La statistique dans la cité n° 9 - avril 2018
Lettre bimestrielle du groupe « Statistique et enjeux publics »
Sommaire du n° 9


Éditorial :                                - 25 mai 2018, un jour pas comme les autres…

Droit et statistique :              - Statistiques ethniques : interdites, vraiment ?

Vie des institutions :             - La statistique propose, le politique dispose
                                                - L’Insee déménage
                                                - La reprise du « Courrier des statistiques »

Méthodes :                             - Les retraités : quel niveau de vie ?

Lu pour vous :                        - Déficit et dette en temps de crise
                                                - Histoire(s) de(s) données numériques

Agenda :                                 - Prochaines séances des Cafés de la statistique

Vous appréciez« La statistique dans la cité » !
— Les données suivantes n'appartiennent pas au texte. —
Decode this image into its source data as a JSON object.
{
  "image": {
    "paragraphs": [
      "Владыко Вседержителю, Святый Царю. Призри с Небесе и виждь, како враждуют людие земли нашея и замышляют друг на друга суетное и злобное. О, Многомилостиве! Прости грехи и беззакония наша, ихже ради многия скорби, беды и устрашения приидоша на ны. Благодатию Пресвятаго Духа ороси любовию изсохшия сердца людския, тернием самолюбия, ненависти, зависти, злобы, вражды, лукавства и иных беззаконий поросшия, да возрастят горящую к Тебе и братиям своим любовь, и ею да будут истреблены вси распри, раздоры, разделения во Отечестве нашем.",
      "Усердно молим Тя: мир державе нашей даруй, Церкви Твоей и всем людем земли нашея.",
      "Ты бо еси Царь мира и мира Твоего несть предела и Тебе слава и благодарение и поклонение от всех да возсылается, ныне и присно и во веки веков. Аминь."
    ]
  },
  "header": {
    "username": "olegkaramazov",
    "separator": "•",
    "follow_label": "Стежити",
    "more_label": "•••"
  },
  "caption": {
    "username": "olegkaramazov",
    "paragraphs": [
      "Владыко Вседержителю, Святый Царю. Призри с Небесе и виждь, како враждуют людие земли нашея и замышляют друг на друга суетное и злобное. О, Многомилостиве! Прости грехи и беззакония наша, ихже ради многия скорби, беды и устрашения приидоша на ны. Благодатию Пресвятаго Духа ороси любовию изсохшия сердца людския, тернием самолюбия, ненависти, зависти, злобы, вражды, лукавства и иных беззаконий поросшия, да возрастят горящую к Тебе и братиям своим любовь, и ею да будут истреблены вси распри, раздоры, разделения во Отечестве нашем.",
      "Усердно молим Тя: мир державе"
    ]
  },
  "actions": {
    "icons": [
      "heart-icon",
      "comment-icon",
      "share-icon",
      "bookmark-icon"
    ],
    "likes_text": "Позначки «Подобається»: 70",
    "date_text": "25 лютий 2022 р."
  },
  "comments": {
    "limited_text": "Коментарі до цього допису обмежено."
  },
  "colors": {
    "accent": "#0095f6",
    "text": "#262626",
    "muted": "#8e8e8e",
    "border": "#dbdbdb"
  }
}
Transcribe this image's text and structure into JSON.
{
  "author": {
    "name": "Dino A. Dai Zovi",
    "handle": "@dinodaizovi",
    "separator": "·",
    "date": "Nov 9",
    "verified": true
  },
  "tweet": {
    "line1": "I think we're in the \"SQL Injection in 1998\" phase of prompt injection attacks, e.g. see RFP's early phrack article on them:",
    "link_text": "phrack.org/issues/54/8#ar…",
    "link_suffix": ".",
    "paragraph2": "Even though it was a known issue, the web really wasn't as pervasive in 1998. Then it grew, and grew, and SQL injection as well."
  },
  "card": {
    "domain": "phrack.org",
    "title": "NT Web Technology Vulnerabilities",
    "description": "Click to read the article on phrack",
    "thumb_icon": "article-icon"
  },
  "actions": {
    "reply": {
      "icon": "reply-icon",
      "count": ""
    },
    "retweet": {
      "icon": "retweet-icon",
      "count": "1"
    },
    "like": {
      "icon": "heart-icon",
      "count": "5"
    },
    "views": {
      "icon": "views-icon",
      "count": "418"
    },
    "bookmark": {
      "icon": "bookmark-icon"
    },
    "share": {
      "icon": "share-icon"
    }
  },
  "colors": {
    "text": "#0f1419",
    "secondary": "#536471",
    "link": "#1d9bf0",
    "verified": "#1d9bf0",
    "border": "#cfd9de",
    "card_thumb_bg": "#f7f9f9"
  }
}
Merci aux nombreux lecteurs qui ont répondu à notre questionnaire qui sollicitait leur avis sur la lettre « La statistique dans la cité ».
Vous nous dites que vous lisez cette lettre régulièrement, souvent presque complètement. Ce sont la rubrique « Droit et statistique » et l’éditorial qui ont plus particulièrement retenu votre attention.
Un répondant sur cinq se dit désireux de participer à sa rédaction, soit en proposant des informations, soit en réagissant à nos publications : bienvenue à eux.
Pour cela, il suffit de nous contacter à l’adresse : sep@sfds.asso.fr

Et pour vous qui ne nous avez pas encore répondu, vous pouvez encore le faire là :https://docs.google.com/forms/d/e/1FAIpQLSfZyeLd7FjfG1OhoI0f0ICJiDd6gPJfnExixzVU0CK5TxWgqQ/viewform
Les critiques sont bien sûr acceptées, et nous essaierons d’en tenir compte.


Editorial

25 mai 2018, un jour pas comme les autres…
Ce jour marquera un changement majeur pour les citoyens européens d’une part et pour les métiers autour des données d’autre part. En effet, le Règlement général sur la protection des données (RGPD), adopté par le Parlement européen le 14 avril 2016, est applicable à partir du 25 mai 2018. Le RGPD pose les nouvelles règles de collecte et de traitement des données à caractère personnel et responsabilise les organisations – entreprises ou institutions publiques – recueillant ou exploitant ces données ; en contrepartie il sanctionne plus durement les contrevenants.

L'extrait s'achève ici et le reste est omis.